Probability Calculation

plot_beta_prob( value = 0.25, alpha = 1, beta = 12)
A line graph on a light gray grid showing a curve that starts very high on the left and slopes downward to the right. The x-axis is labeled $\pi$ and ranges from 0.00 to 1.00. The y-axis is labeled $f(\pi)$ and ranges from 0.0 to 12.5. The curve begins at a peak of approximately 12 on the far left and rapidly curves down, flattening out completely by the time it reaches 0.50 on the x-axis. The region under the curve from $\pi = 0$ to $\pi = 0.25$ is shaded in solid orange. A caption at the bottom reads: "The area under the curve is 96.83%. In other words, $P(\pi < 0.25) = 0.9683$.

Probability Calculation

plot_beta_prob( value = 0.25, alpha = 1, beta = 12, direction = "upper")
A line graph on a light gray grid showing a curve that starts at its highest point on the left and slopes downward to the right. The x-axis is labeled $\pi$ and ranges from 0.00 to 1.00. The y-axis is labeled $f(\pi)$ and ranges from 0.0 to 12.5. The curve begins at a peak of approximately 12 at $\pi = 0$ and quickly drops, flattening out as it moves toward the right side of the graph. A very small portion of the area under the curve—starting at $\pi = 0.25$ and continuing to the right—is shaded in solid orange. A caption at the bottom reads: "The area under the curve is 3.17%. In other words, $P(\pi > 0.25) = 0.0317$."

Probability Calculation

plot_beta_prob(value = 0.4, alpha = 12, beta = 14)
A line graph on a light gray grid showing a symmetric, bell-shaped curve.

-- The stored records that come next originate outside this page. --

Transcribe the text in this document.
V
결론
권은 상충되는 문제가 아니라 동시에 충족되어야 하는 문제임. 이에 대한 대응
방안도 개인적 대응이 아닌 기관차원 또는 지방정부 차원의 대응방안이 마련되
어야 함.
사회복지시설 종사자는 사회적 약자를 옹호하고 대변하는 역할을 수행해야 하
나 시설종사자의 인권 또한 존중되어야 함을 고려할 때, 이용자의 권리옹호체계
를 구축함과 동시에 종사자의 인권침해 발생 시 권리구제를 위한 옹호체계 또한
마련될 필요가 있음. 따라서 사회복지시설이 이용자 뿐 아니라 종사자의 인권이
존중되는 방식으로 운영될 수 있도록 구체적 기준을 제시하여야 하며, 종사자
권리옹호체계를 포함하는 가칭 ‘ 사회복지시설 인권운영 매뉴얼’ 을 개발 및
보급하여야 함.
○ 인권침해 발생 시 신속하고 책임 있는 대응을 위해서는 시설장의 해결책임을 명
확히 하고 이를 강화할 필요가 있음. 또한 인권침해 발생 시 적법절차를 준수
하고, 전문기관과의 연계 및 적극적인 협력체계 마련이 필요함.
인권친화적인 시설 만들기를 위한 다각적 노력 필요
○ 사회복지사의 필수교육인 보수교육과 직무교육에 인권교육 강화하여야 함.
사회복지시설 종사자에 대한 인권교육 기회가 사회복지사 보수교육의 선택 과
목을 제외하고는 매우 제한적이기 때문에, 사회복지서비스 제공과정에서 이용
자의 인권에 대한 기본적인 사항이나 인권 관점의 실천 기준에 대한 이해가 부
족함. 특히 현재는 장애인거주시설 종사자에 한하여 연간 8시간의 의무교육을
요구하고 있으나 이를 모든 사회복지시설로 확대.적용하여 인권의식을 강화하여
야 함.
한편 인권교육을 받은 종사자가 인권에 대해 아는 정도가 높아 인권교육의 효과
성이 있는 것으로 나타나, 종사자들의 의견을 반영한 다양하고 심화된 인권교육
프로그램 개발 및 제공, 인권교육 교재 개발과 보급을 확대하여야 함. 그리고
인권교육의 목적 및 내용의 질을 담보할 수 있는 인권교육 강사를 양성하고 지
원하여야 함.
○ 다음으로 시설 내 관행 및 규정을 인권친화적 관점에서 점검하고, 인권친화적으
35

The x-axis is labeled $\pi$ and ranges from 0.00 to 1.00. The y-axis is labeled $f(\pi)$ and ranges from 0 to 4. The curve reaches its peak at approximately 0.46 on the x-axis. A portion of the area under the curve on the left side is shaded in solid orange, starting from the beginning of the curve and ending at $\pi = 0.4$. A caption at the bottom reads: "The area under the curve is 26.77%. In other words, $P(\pi < 0.4) = 0.2677$."

Probability Calculation

plot_beta_prob(value = 0.4, alpha = 12, beta = 14, direction = "upper")
A line graph on a light gray grid showing a symmetric, bell-shaped curve. The x-axis is labeled $\pi$ and ranges from 0.00 to 1.00. The y-axis is labeled $f(\pi)$ and ranges from 0 to 4. The curve reaches its peak just before the 0.50 mark. A large portion of the area under the curve is shaded in solid orange, starting at $\pi = 0.4$ and continuing all the way to the right end of the curve. A caption at the bottom reads: "The area under the curve is 73.23%. In other words, $P(\pi > 0.4) = 0.7323$."